Bust of Homer
Auction Closed
June 10, 02:51 PM GMT
Estimate
8,000 - 12,000 GBP
Lot Details
Description
Italian, late 18th century
After the Antique
Bust of Homer
marble
57cm., 22½in.
Private collection, France
The present bust depicts the Greek poet Homer, credited as the author of the Iliad and the Odyssey, two epic poems that were foundational to ancient Greek literature. Many varied accounts of the author’s life circulated in classical antiquity. The most prominent and widely believed narrative describes Homer as a blind bard from Anatolia (present day Turkey). The legend of his blindness may have been encouraged by the fact that the Odyssey features a blind and extraordinary poet named Demodocus, a feature which is prominent in the present bust which depicts the author’s eyes without distinctly carved pupils.

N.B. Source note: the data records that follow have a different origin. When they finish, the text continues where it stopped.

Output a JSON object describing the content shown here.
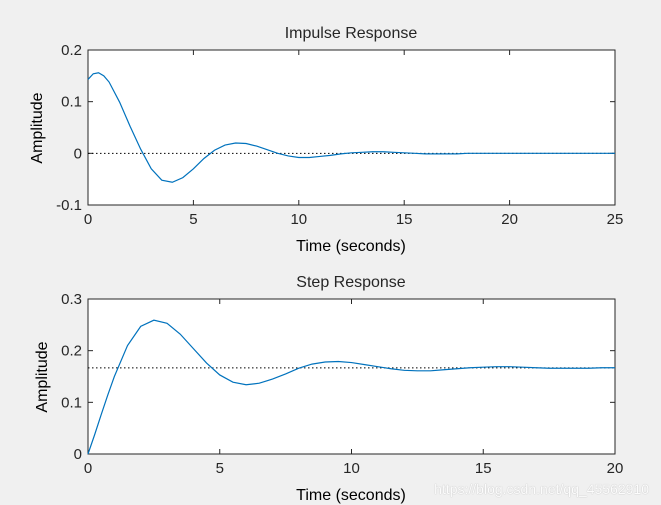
{
  "chart_data": [
    {
      "type": "line",
      "title": "Impulse Response",
      "xlabel": "Time (seconds)",
      "ylabel": "Amplitude",
      "xlim": [
        0,
        25
      ],
      "ylim": [
        -0.1,
        0.2
      ],
      "xticks": [
        "0",
        "5",
        "10",
        "15",
        "20",
        "25"
      ],
      "yticks": [
        "-0.1",
        "0",
        "0.1",
        "0.2"
      ],
      "reference_line": 0,
      "line_color": "#0072bd",
      "series": [
        {
          "x": [
            0,
            0.25,
            0.5,
            0.75,
            1,
            1.5,
            2,
            2.5,
            3,
            3.5,
            4,
            4.5,
            5,
            5.5,
            6,
            6.5,
            7,
            7.5,
            8,
            8.5,
            9,
            9.5,
            10,
            10.5,
            11,
            11.5,
            12,
            12.5,
            13,
            13.5,
            14,
            14.5,
            15,
            15.5,
            16,
            16.5,
            17,
            17.5,
            18,
            18.5,
            19,
            19.5,
            20,
            21,
            22,
            23,
            24,
            25
          ],
          "y": [
            0.143,
            0.154,
            0.156,
            0.15,
            0.138,
            0.099,
            0.052,
            0.008,
            -0.03,
            -0.052,
            -0.056,
            -0.047,
            -0.03,
            -0.01,
            0.006,
            0.016,
            0.02,
            0.019,
            0.014,
            0.007,
            0.0,
            -0.005,
            -0.008,
            -0.008,
            -0.006,
            -0.004,
            -0.001,
            0.001,
            0.002,
            0.003,
            0.003,
            0.002,
            0.001,
            0.0,
            -0.001,
            -0.001,
            -0.001,
            -0.001,
            -0.0,
            0.0,
            0.0,
            0.0,
            0.0,
            0.0,
            0.0,
            0.0,
            0.0,
            0.0
          ]
        }
      ]
    },
    {
      "type": "line",
      "title": "Step Response",
      "xlabel": "Time (seconds)",
      "ylabel": "Amplitude",
      "xlim": [
        0,
        20
      ],
      "ylim": [
        0,
        0.3
      ],
      "xticks": [
        "0",
        "5",
        "10",
        "15",
        "20"
      ],
      "yticks": [
        "0",
        "0.1",
        "0.2",
        "0.3"
      ],
      "reference_line": 0.1667,
      "line_color": "#0072bd",
      "series": [
        {
          "x": [
            0,
            0.25,
            0.5,
            0.75,
            1,
            1.5,
            2,
            2.5,
            3,
            3.5,
            4,
            4.5,
            5,
            5.5,
            6,
            6.5,
            7,
            7.5,
            8,
            8.5,
            9,
            9.5,
            10,
            10.5,
            11,
            11.5,
            12,
            12.5,
            13,
            13.5,
            14,
            14.5,
            15,
            15.5,
            16,
            16.5,
            17,
            17.5,
            18,
            18.5,
            19,
            19.5,
            20
          ],
          "y": [
            0.0,
            0.037,
            0.076,
            0.114,
            0.15,
            0.21,
            0.247,
            0.259,
            0.253,
            0.232,
            0.204,
            0.176,
            0.153,
            0.139,
            0.134,
            0.137,
            0.145,
            0.155,
            0.166,
            0.174,
            0.178,
            0.179,
            0.177,
            0.173,
            0.169,
            0.165,
            0.162,
            0.161,
            0.161,
            0.163,
            0.165,
            0.167,
            0.168,
            0.169,
            0.169,
            0.168,
            0.167,
            0.166,
            0.166,
            0.166,
            0.166,
            0.167,
            0.167
          ]
        }
      ]
    }
  ],
  "watermark": "https://blog.csdn.net/qq_45562910"
}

The bust shares similarities with a famed Roman copy of the lost 2nd-century B.C. Greek original. Surviving examples can be found in the British Museum, London (inv. no. 1805,0703.85), the Louvre, Paris (inv. no. MR 530), and the Capitoline Museums, Rome (inv. no. MC 0557). The model continued to be popular centuries later with the Grand Tourists of the eighteenth century who were fascinated by the sculpture of classical antiquity. An eighteenth-century bust of Homer by Francis Harwood, a sculptor mostly known for undertaking commissions for British visitors on the Grand Tour, is held at the Victoria and Albert Museum, London (inv. no. A.8-1958).